En Australie, des pratiques de détention sans précédent qui portent atteinte aux droits de l’enfant

L’histoire de la détention dans les centres australiens est particulière car le pays est réputé pour avoir les contrôles des frontières et de l’immigration les plus stricts au monde. L’introduction de la détention des enfants est une stratégie qui a été élaborée dans le but de gérer et mettre fin à l’arrivée de migrants en Australie.

Pour mettre un terme à la migration irrégulière, le gouvernement australien a créé des centres de détention offshore qui ont fait naître une situation extrême.

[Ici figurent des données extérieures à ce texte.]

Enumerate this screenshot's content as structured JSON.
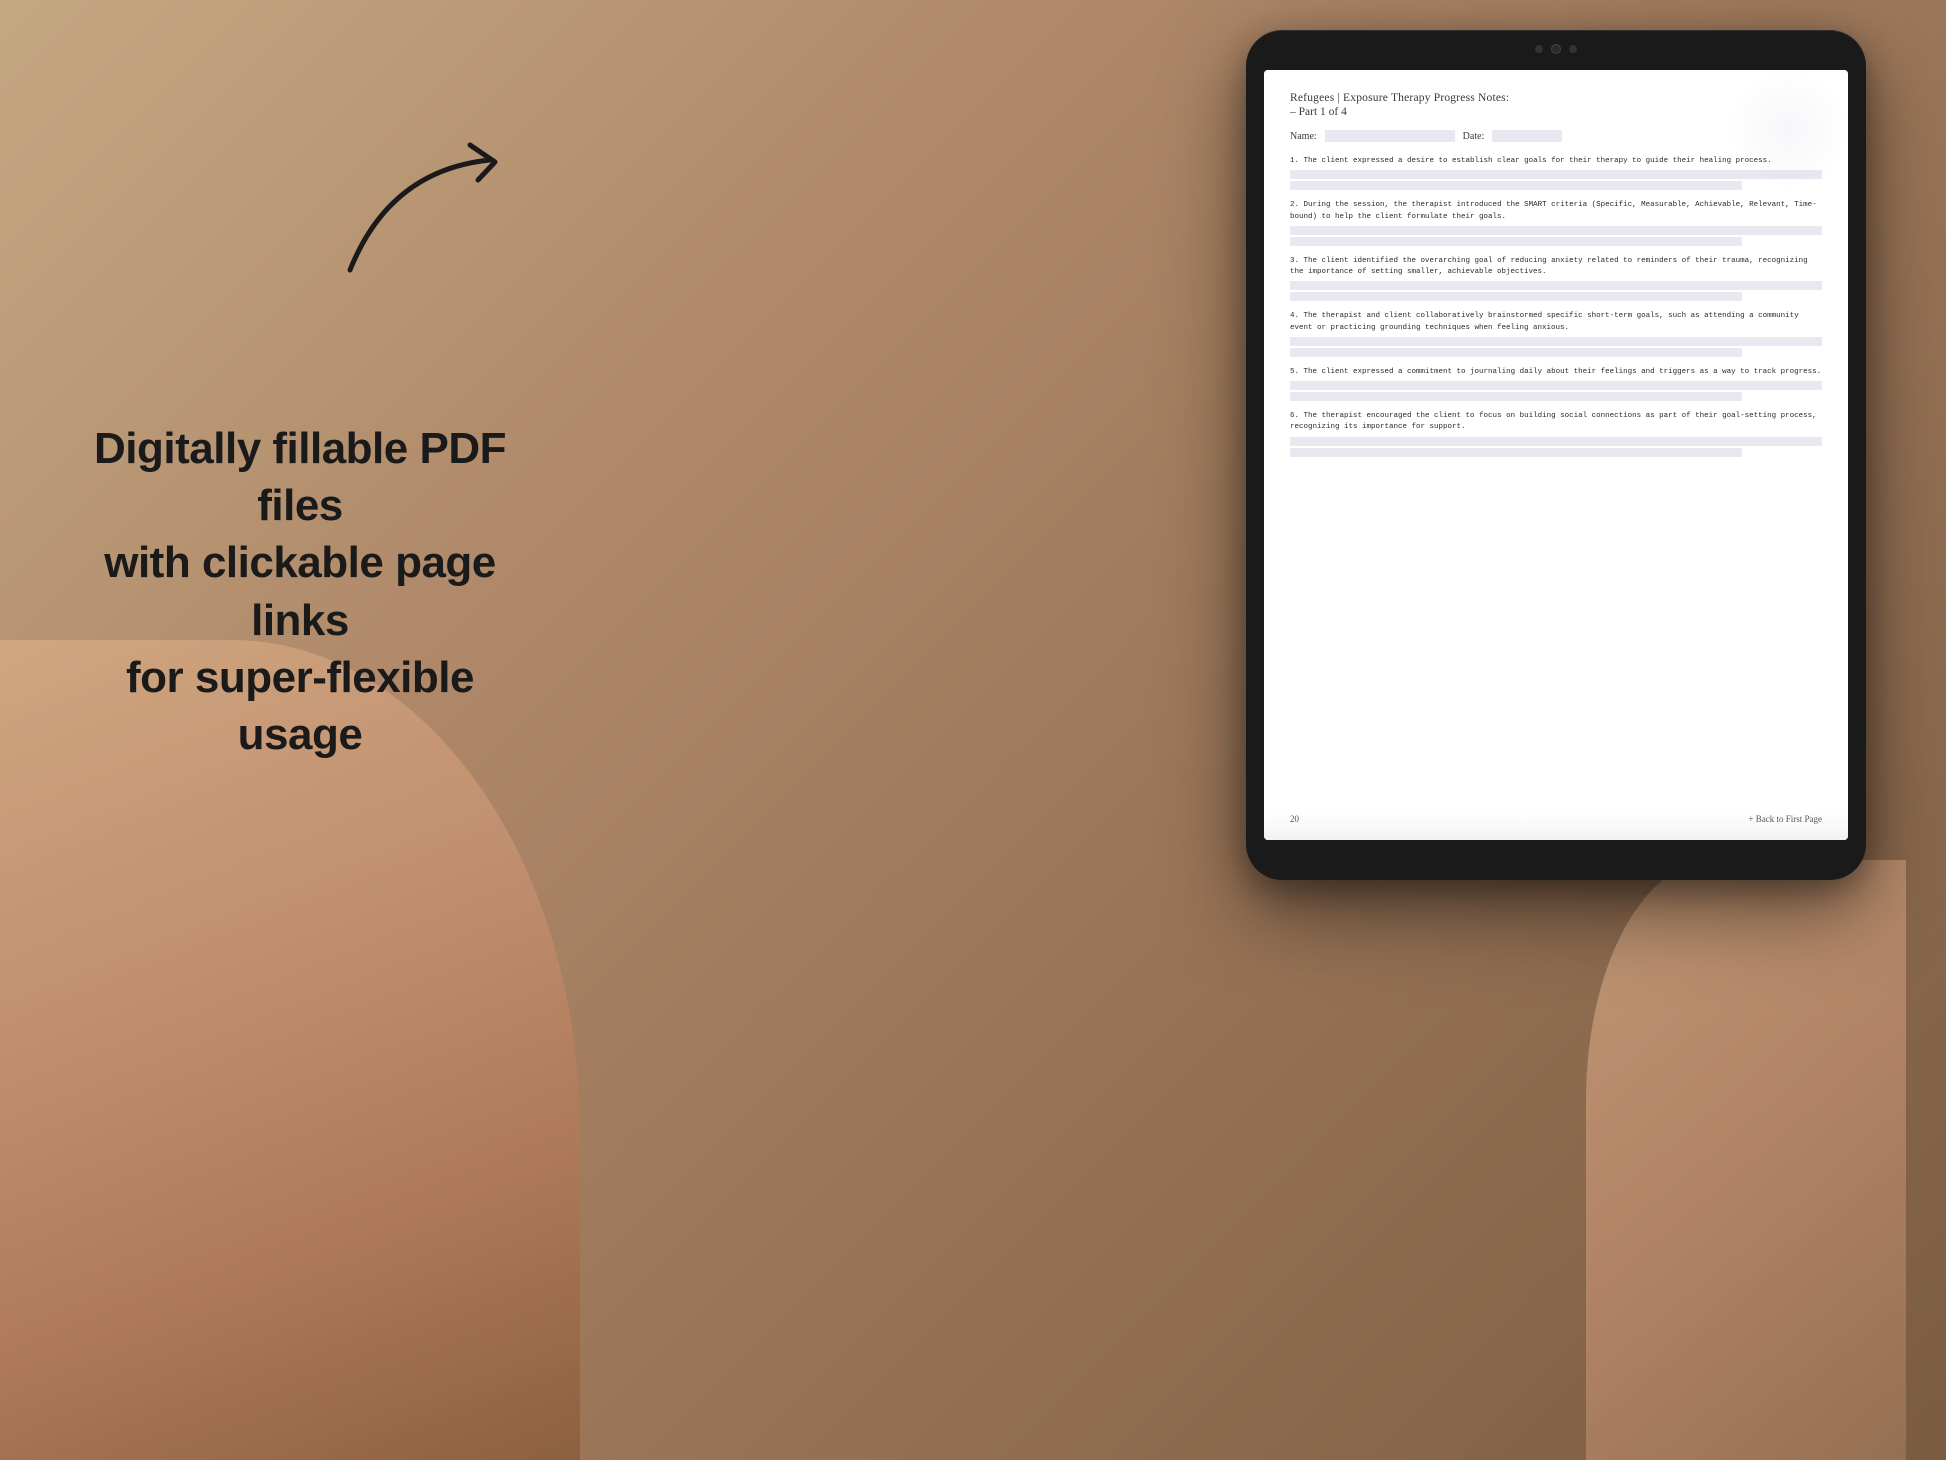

Un système presque unique de détention indéfinie a été mis en place, laissant les parents et les enfants détenus dans l’incertitude la plus totale pendant des années, sans savoir de quoi leur avenir sera fait.

Les enfants qui arrivent en Australie par bateau s’exposent au plus grand danger. En effet, la violence aux frontières subie par les migrants en situation irrégulière est connue de tous. Certains enfants voyagent avec leurs parents, mais d’autres – adolescents et jeunes adultes – font la traversée seuls. La plupart des mineurs détenus se trouvent sur l’île Christmas, l’île de Nauru et l’île de Manus. L’armée australienne renvoie également certains bateaux dans leur pays d’origine.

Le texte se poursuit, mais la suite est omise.